A MAJOR chunk of Sunderland’s city nightlife was shut down “until further notice” today, with the blame pointed squarely at the government’s mis-firing Covid-19 communications strategy.
The news came on the day a junior government minister admitted to not knowing the rules now restricting licensed venues in the North East – before the Prime Minister then added to confusion surrounding the rules about households mixing in beer gardens.
The owner of three of the city centre’s most thriving bars – Ttonic, Glitterball and The Live Lounge – said they had no choice but to shut down the venues “until further notice”, because there was no guidance for them on how to police the new restrictions affecting bars in the North East.
Loraine Griffiths said the confusion at the highest levels was reflected in a complete lack of government guidance for venue operators, making it impossible to operate them clearly within the rules.
Her comments came after a day which began with education minister Gillian Keegan admitting she didn’t know the rules for different households mixing in beer gardens, before PM Boris Johnson later apologised to journalists for confusion over the rules.
He told journalists: “If you are in a high risk area, please continue to follow the guidelines from local authorities.”
But even that statement didn’t help – because Sunderland Council then told SR News it had had no guidance from the government, to help Wearside’s bar operators police the new coronavirus restrictions.
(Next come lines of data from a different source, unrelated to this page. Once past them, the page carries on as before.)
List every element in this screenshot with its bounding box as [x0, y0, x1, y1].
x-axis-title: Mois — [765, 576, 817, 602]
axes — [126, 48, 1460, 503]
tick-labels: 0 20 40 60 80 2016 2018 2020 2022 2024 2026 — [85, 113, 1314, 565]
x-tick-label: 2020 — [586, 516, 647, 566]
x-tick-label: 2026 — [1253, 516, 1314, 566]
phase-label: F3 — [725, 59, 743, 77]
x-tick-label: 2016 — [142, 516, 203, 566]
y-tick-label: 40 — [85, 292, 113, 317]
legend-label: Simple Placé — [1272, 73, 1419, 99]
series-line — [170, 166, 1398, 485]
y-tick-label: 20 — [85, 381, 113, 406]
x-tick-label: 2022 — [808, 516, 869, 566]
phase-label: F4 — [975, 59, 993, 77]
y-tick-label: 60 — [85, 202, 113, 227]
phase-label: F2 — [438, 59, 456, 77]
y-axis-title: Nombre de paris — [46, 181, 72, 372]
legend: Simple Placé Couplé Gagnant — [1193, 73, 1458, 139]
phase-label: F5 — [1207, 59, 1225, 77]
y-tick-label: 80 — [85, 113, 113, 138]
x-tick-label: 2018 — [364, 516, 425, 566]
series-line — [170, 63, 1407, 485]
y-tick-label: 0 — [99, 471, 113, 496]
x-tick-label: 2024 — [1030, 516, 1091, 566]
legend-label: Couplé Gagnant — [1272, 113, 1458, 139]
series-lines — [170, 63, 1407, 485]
Council leader Graeme Miller said while environment health officials had worked to support local businesses with following Covid regulations since the national lockdown in March, they were not able to answer detailed questions about the latest restrictions “because we are still waiting for the Government to publish the regulations which contain the detail of these”.
Coun Miller added: “At this stage we simply do not have the information we need from the Government to be able to do this.”
Mrs Griffiths said the council had been “very supportive” so far, but said the lack of government guidance on policing social contact under coronavirus was fatal to her business.
Without that, she said, it was impossible to police critical basic issues, such as knowing how to check whether customers belong to the same households, or whether musicians playing live music can be legally treated as being at work, and therefore allowed to stand together on a stage.
“Without the advice, we can’t risk opening ‘cos we’ll be getting fined if we do the wrong thing, and we can’t afford that,” she said, adding: “The only thing we can do is shut down: it’s impossible.
“I wish I could see where the government are going; to me, they’re going for another lockdown – and I would say ‘Just do it, instead of playing and playing and playing, and making rules and putting everyone on edge’.”
Mrs Griffiths added that of her business’s five venues (The Point has been closed since lockdown in March) only Chaplins pub would now remain open – because that caters for a different audience, attracting older drinkers, for whom it was more important as a place of social interaction. “Some of them rely on it,” she said.